Concerns are higher for the Los Angeles area, where there are fears of mudslides and debris flows in areas that burned last month in the Palisades and Eaton fires.

Ever since October, Northern California has seen consistently more rain than Southern California. On Wednesday, San Francisco had received 105% of its normal rainfall, while Los Angeles had received only 31% of its historical average. The last two weeks in Northern California north of Interstate 80 have been very wet.

The rain has been so plentiful that operators of the largest reservoirs have been increasing water releases in recent days to make space for the latest storm.

At Shasta Lake, federal dam operators have let out 60,000 cubic feet per second since Saturday through the outlet valves at the massive Shasta Dam. That’s 450,000 gallons a second, the equivalent of 40 Olympic swimming pools every minute.

Raging torrents of water have cascaded into the Sacramento River, sending the 34-mile-long reservoir, a key linchpin of the state’s water supply, from 90% full on Friday to 84% full Wednesday.

“It’s always troubling for people to see water let out,” Mount said. “But you have to keep some space to catch floods, and then hope the melting snow in the spring fills the reservoir back to the top.”

Mount said he fully expects both Shasta and Oroville to be full this spring as runoff continues from the storms, and later, from the melting Sierra snowpack. That means there should be no water restrictions again this summer for cities in most of Northern California, he said.

Similarly, at Oroville Dam, south of Chico, the state’s second-largest reservoir at Lake Oroville rose 23 feet from Feb. 1 to Feb. 7 amid a series of big storms. State dam operators are releasing 30,000 cubic feet per second, lowering it to 83% full on Wednesday.

It’s a delicate balancing act, experts say. If reservoirs fill to the top too quickly in big storms, large amounts of water are released down their spillways, causing flooding to homes and communities downstream. In extreme cases, water can overtop dams, causing a risk of failure.

Operators at most large dams in California rely on a manual called a “rule curve,” which is set by the U.S. Army Corps of Engineers. Evaluating decades of rainfall patterns, it recommends the highest level that each reservoir should be kept at every day, an amount that gradually increases later in the spring as winter storms dissipate.
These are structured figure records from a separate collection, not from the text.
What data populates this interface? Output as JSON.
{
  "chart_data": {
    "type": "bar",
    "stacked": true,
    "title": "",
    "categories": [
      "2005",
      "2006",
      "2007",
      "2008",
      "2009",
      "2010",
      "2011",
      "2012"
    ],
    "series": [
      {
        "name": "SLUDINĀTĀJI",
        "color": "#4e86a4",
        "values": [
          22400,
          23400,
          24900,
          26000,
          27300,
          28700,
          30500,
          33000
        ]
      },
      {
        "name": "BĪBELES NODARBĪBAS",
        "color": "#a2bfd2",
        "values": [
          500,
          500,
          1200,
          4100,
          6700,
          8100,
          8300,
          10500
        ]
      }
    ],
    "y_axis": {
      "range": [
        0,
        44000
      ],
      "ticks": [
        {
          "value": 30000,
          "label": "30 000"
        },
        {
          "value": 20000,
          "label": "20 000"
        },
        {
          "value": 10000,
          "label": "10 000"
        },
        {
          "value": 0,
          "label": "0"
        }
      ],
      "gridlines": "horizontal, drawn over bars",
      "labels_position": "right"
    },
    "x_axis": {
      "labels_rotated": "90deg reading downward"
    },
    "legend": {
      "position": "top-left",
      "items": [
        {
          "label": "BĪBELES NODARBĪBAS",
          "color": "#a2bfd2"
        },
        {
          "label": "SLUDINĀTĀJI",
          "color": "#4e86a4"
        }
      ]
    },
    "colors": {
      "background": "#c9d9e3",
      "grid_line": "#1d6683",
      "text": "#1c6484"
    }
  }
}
“You are playing the odds,” Mount said. “What you are trying to do is balance the risk of not ending up with enough water in the spring against the risk of having too much in the winter, where you’ll get flooding.”

On Wednesday, nearly every major reservoir in the state, including in Southern California, was above its historical average, the product of three wet winters, and the state and federal systems that move water from the wetter north to the drier south. In California, 75% of the precipitation falls in the north, but 75% of the people live in the south.

Thursday’s storm was also expected to boost the Sierra Nevada snowpack, the source of about one-third of the state’s water supply each year. The National Weather Service issued a winter storm warning for the Sierra Nevada through 10 p.m. Friday. Forecasters said the Lake Tahoe area would receive 2 to 4 feet of snow with winds at the highest elevations up to 100 mph, with road closures likely on Thursday and Friday.

The Northern Sierra snowpack was 110% of normal Wednesday, but the Southern Sierra was at just 55%.

After Friday’s storm, the Bay Area should expect dry conditions for at least a week, Null said.

“It’s going to move through our area pretty rapidly,” he added.